I remember hearing at the trade show that they made improvements with the buckles. As a dealer if you purchased from us, we'd get you replacement hardware without question or cost. Ratchets get beat, My 390's would do the same. So it comes down to free replacement parts from Dealers who care and understand and are willing to service their customers.


----------



## killclimbz (Aug 10, 2007)

No problems with the bottom ratchets on my Unions. I have the Force DLX. Sounds like a problem with the particular models you had. I've used them for both resort riding and splitboarding in the backcountry. Pretty hard use, but I have just over 20 days on them right now. So maybe I'll have an issue with 'em later. 
Sounds like Union has tried to resolve the issue. That is about all you can ask of any company. Everyone has problems with their production runs.


----------



## Guest (Aug 2, 2008)

I would definitely agree if it was only my KFC's that did it, but it wasn't just those. It was also a pair of Data's, a pair of Cadet's, and I believe my buddies were Force's(don't quote me on that, I never flat out asked him which one's they were).
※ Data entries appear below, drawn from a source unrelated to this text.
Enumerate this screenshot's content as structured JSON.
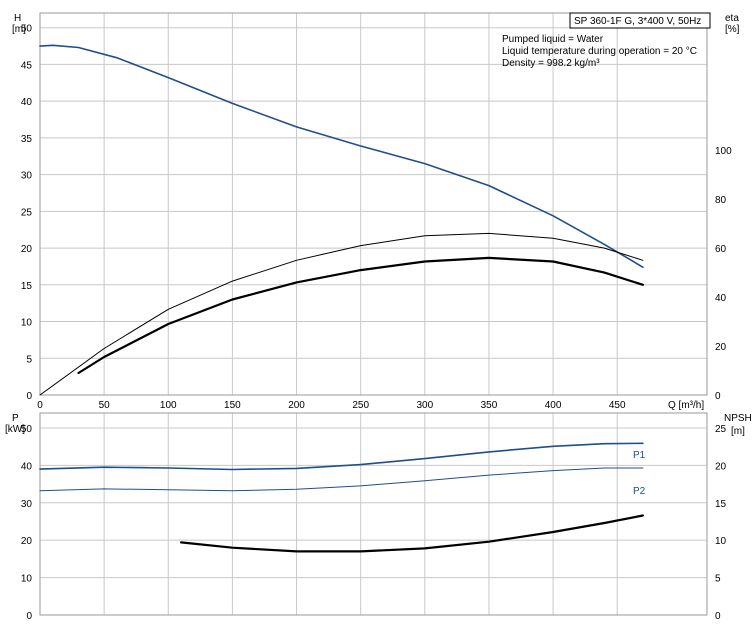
{
  "chart_data": [
    {
      "type": "line",
      "title": "SP 360-1F G, 3*400 V, 50Hz",
      "notes": [
        "Pumped liquid = Water",
        "Liquid temperature during operation = 20 °C",
        "Density = 998.2 kg/m³"
      ],
      "xlabel": "Q [m³/h]",
      "ylabel": [
        "H",
        "[m]"
      ],
      "y2label": [
        "eta",
        "[%]"
      ],
      "xlim": [
        0,
        520
      ],
      "xticks": [
        0,
        50,
        100,
        150,
        200,
        250,
        300,
        350,
        400,
        450
      ],
      "ylim": [
        0,
        52
      ],
      "yticks": [
        0,
        5,
        10,
        15,
        20,
        25,
        30,
        35,
        40,
        45,
        50
      ],
      "y2lim": [
        0,
        156
      ],
      "y2ticks": [
        0,
        20,
        40,
        60,
        80,
        100
      ],
      "grid": true,
      "series": [
        {
          "id": "H",
          "axis": "left",
          "color": "#1f4e8c",
          "width": 1.6,
          "x": [
            0,
            10,
            30,
            60,
            100,
            150,
            200,
            250,
            300,
            350,
            400,
            440,
            470
          ],
          "y": [
            47.5,
            47.6,
            47.3,
            45.9,
            43.2,
            39.7,
            36.5,
            33.9,
            31.5,
            28.5,
            24.4,
            20.5,
            17.4
          ]
        },
        {
          "id": "eta-thin",
          "axis": "right",
          "color": "#000000",
          "width": 1.0,
          "x": [
            0,
            50,
            100,
            150,
            200,
            250,
            300,
            350,
            400,
            440,
            470
          ],
          "y": [
            0,
            19,
            35,
            46.5,
            55,
            61,
            65,
            66,
            64,
            60,
            55
          ]
        },
        {
          "id": "eta-thick",
          "axis": "right",
          "color": "#000000",
          "width": 2.2,
          "x": [
            30,
            50,
            100,
            150,
            200,
            250,
            300,
            350,
            400,
            440,
            470
          ],
          "y": [
            9,
            15.5,
            29,
            39,
            46,
            51,
            54.5,
            56,
            54.5,
            50,
            45
          ]
        }
      ]
    },
    {
      "type": "line",
      "xlim": [
        0,
        520
      ],
      "xticks": [
        0,
        50,
        100,
        150,
        200,
        250,
        300,
        350,
        400,
        450
      ],
      "ylabel": [
        "P",
        "[kW]"
      ],
      "y2label": [
        "NPSH",
        "[m]"
      ],
      "ylim": [
        0,
        54
      ],
      "yticks": [
        0,
        10,
        20,
        30,
        40,
        50
      ],
      "y2lim": [
        0,
        27
      ],
      "y2ticks": [
        0,
        5,
        10,
        15,
        20,
        25
      ],
      "grid": true,
      "series": [
        {
          "id": "P1",
          "name": "P1",
          "axis": "left",
          "color": "#1f4e8c",
          "width": 1.6,
          "x": [
            0,
            50,
            100,
            150,
            200,
            250,
            300,
            350,
            400,
            440,
            470
          ],
          "y": [
            39.0,
            39.5,
            39.3,
            38.9,
            39.2,
            40.2,
            41.8,
            43.6,
            45.1,
            45.8,
            45.9
          ]
        },
        {
          "id": "P2",
          "name": "P2",
          "axis": "left",
          "color": "#1f4e8c",
          "width": 1.0,
          "x": [
            0,
            50,
            100,
            150,
            200,
            250,
            300,
            350,
            400,
            440,
            470
          ],
          "y": [
            33.2,
            33.7,
            33.5,
            33.2,
            33.6,
            34.5,
            35.9,
            37.4,
            38.6,
            39.3,
            39.3
          ]
        },
        {
          "id": "NPSH",
          "axis": "right",
          "color": "#000000",
          "width": 2.2,
          "x": [
            110,
            150,
            200,
            250,
            300,
            350,
            400,
            440,
            470
          ],
          "y": [
            9.7,
            9.0,
            8.5,
            8.5,
            8.9,
            9.8,
            11.1,
            12.3,
            13.3
          ]
        }
      ]
    }
  ]
}
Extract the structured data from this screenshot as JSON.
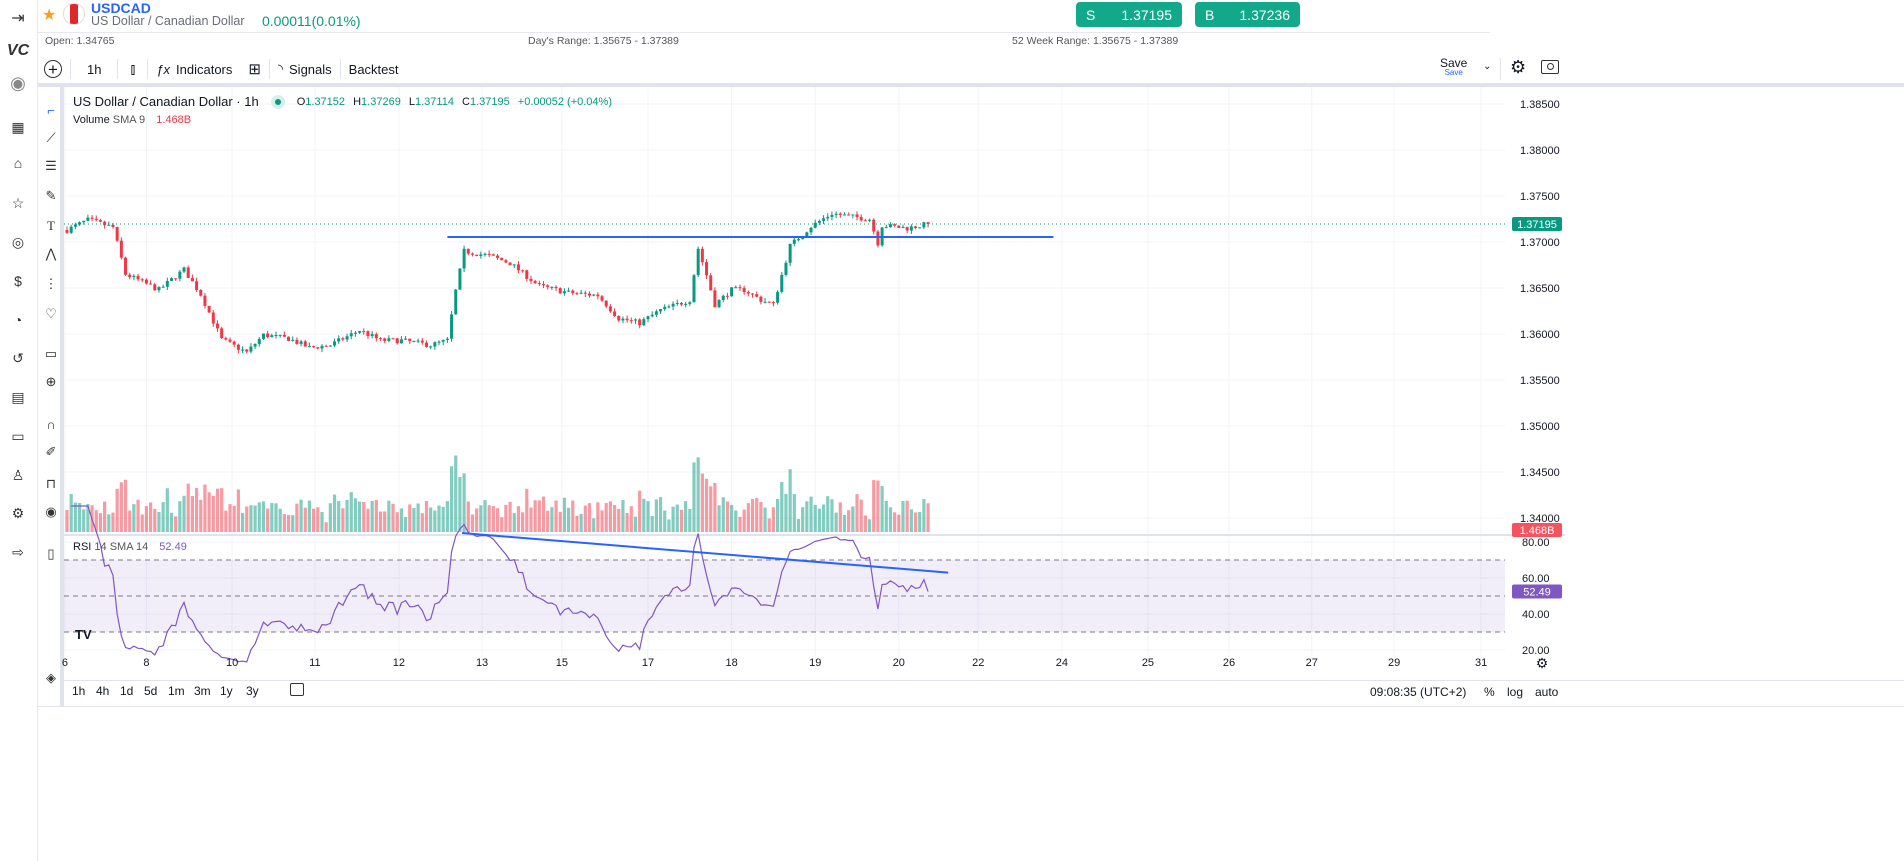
{
  "header": {
    "symbol": "USDCAD",
    "name": "US Dollar / Canadian Dollar",
    "change": "0.00011(0.01%)",
    "sell_label": "S",
    "sell_price": "1.37195",
    "buy_label": "B",
    "buy_price": "1.37236",
    "open": "Open: 1.34765",
    "days_range": "Day's Range: 1.35675 - 1.37389",
    "week52_range": "52 Week Range: 1.35675 - 1.37389"
  },
  "toolbar": {
    "interval": "1h",
    "indicators": "Indicators",
    "signals": "Signals",
    "backtest": "Backtest",
    "save": "Save",
    "save_sub": "Save"
  },
  "legend": {
    "title": "US Dollar / Canadian Dollar · 1h",
    "o_label": "O",
    "o": "1.37152",
    "h_label": "H",
    "h": "1.37269",
    "l_label": "L",
    "l": "1.37114",
    "c_label": "C",
    "c": "1.37195",
    "chg": "+0.00052 (+0.04%)",
    "volume_label": "Volume",
    "volume_sma": "SMA 9",
    "volume_value": "1.468B",
    "rsi_label": "RSI",
    "rsi_params": "14 SMA 14",
    "rsi_value": "52.49"
  },
  "colors": {
    "up": "#089981",
    "down": "#f23645",
    "rsi": "#7e57c2",
    "trend": "#2962ff",
    "accent": "#12a98b"
  },
  "chart_data": {
    "type": "candlestick",
    "price_ticks": [
      "1.38500",
      "1.38000",
      "1.37500",
      "1.37000",
      "1.36500",
      "1.36000",
      "1.35500",
      "1.35000",
      "1.34500",
      "1.34000"
    ],
    "price_tick_values": [
      1.385,
      1.38,
      1.375,
      1.37,
      1.365,
      1.36,
      1.355,
      1.35,
      1.345,
      1.34
    ],
    "last_price": "1.37195",
    "last_price_value": 1.37195,
    "volume_tag": "1.468B",
    "rsi_ticks": [
      "80.00",
      "60.00",
      "40.00",
      "20.00"
    ],
    "rsi_tick_values": [
      80,
      60,
      40,
      20
    ],
    "rsi_tag": "52.49",
    "rsi_last": 52.49,
    "rsi_band": [
      30,
      70
    ],
    "x_labels": [
      {
        "t": "6",
        "i": -0.5
      },
      {
        "t": "8",
        "i": 19
      },
      {
        "t": "10",
        "i": 39.5
      },
      {
        "t": "11",
        "i": 59.3
      },
      {
        "t": "12",
        "i": 79.4
      },
      {
        "t": "13",
        "i": 99.3
      },
      {
        "t": "15",
        "i": 118.4
      },
      {
        "t": "17",
        "i": 139
      },
      {
        "t": "18",
        "i": 159
      },
      {
        "t": "19",
        "i": 179
      },
      {
        "t": "20",
        "i": 199
      },
      {
        "t": "22",
        "i": 218
      },
      {
        "t": "24",
        "i": 238
      },
      {
        "t": "25",
        "i": 258.6
      },
      {
        "t": "26",
        "i": 278
      },
      {
        "t": "27",
        "i": 297.8
      },
      {
        "t": "29",
        "i": 317.5
      },
      {
        "t": "31",
        "i": 338.3
      }
    ],
    "candle_count": 207,
    "close_path": [
      [
        0,
        1.3713
      ],
      [
        5,
        1.3724
      ],
      [
        11,
        1.3716
      ],
      [
        14,
        1.3665
      ],
      [
        22,
        1.3648
      ],
      [
        28,
        1.367
      ],
      [
        32,
        1.3643
      ],
      [
        37,
        1.3594
      ],
      [
        43,
        1.358
      ],
      [
        47,
        1.3599
      ],
      [
        53,
        1.3595
      ],
      [
        58,
        1.3585
      ],
      [
        63,
        1.3588
      ],
      [
        70,
        1.3604
      ],
      [
        75,
        1.3593
      ],
      [
        80,
        1.3593
      ],
      [
        87,
        1.3588
      ],
      [
        91,
        1.3593
      ],
      [
        93,
        1.3647
      ],
      [
        95,
        1.369
      ],
      [
        101,
        1.3685
      ],
      [
        106,
        1.3677
      ],
      [
        113,
        1.3652
      ],
      [
        120,
        1.3645
      ],
      [
        127,
        1.3642
      ],
      [
        132,
        1.3617
      ],
      [
        137,
        1.3612
      ],
      [
        142,
        1.3626
      ],
      [
        149,
        1.3637
      ],
      [
        151,
        1.3693
      ],
      [
        153,
        1.3664
      ],
      [
        155,
        1.3632
      ],
      [
        159,
        1.3648
      ],
      [
        162,
        1.3648
      ],
      [
        166,
        1.3637
      ],
      [
        169,
        1.3632
      ],
      [
        171,
        1.3664
      ],
      [
        173,
        1.3696
      ],
      [
        178,
        1.3717
      ],
      [
        183,
        1.3731
      ],
      [
        187,
        1.3728
      ],
      [
        192,
        1.3725
      ],
      [
        194,
        1.3699
      ],
      [
        195,
        1.3718
      ],
      [
        201,
        1.3715
      ],
      [
        206,
        1.37195
      ]
    ],
    "resistance_line": {
      "price": 1.37055,
      "from_i": 91,
      "to_i": 236
    },
    "rsi_trendline": {
      "from": [
        94.5,
        85
      ],
      "to": [
        210.8,
        63
      ]
    }
  },
  "bottom": {
    "ranges": [
      "1h",
      "4h",
      "1d",
      "5d",
      "1m",
      "3m",
      "1y",
      "3y"
    ],
    "clock": "09:08:35 (UTC+2)",
    "pct": "%",
    "log": "log",
    "auto": "auto"
  }
}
I agree that when I used them, and they were functioning right, I really liked them. But once I had that ratchet problem it really put a bad taste in my mouth, and even more so when it wasn't just me having that problem. The other thing that made me salty was the response I got from Union when I first had the problem with my KFC's. I was told that I was doing something wrong and that's why the ratchet was locking into place. I could un-strap with 2 hands very carefully and still have the problem. I even took them to the store where I bought them, and they said the bindings should not do that, and especially for how much those KFC's cost when they first came out($250+). I just thought it strange that it wasn't just those I had problems with. Kill, we did do a lot of riding in them, we board almost every day, weather permitting, and the days that we aren't at the hill, we have boxes and rails that we made that we play on, so, they did take a lot of use and abuse. I had a pair of Drake Podium's that I scrapped last year, before I bought the Union's, after about 3 years of riding them almost daily during the winter, never had a problem with those. Just be careful when you unratchet them, hopefully you never have a problem with them, and they grow to be old bindings that you look back and say, "I'm glad I bought these," just be careful.


----------



## Nivek (Jan 24, 2008)

if by new binding you mean the contacts, the-house has them. they also have a lot of the 09 gear too. they seem to get all the 09 gear before everyone else.


----------



## Mojo (May 14, 2008)

DVS TJ said:


> FWIW. I wouldn't ride Union Bindings if you paid me to again. I had 3 pairs alone last year. 2 KFC Edition's and 1 pair of Data's. All had the same problem. The bottom ratchet would get logged in the up position when you would try to unstrap. I know the usual comment, it was an isolated situation, but not when it happened with 3 of my bindings and a few of my crew's bindings. Depending on where you spend a lot of time riding, I would look at Flux for a more park oriented rider and Forums for an every aspect binding. Feel free to ask me questions about Union bindings if you would like, or Flux for that matter since that is what I am rocking now. I may not be one of the senior members here, but I do have some experience with them.


I had the same problem recently with a set of 07 Force that i just bought frm the US and had them sent to me here in Aust. The toe strap jamed in the up position, fortunately i managed to just get my foot out & had a on-mountain tool kit handy. Even with that it still took me bout 10-15mins to un-jam it while sitting on the slopes.

It only happened to me the one time in the 8 days i was snowboarding but i was a lil disappointed seeing they were brand new & i bought them based on the good reviews they got here.


----------



## Guest (Nov 28, 2008)

i got a pair of 08 technine mfm pros and i am thinking of getting the union cadet dlx bindings and selling my mfms..... should i keep the mfms or sell them and get the cadets????


----------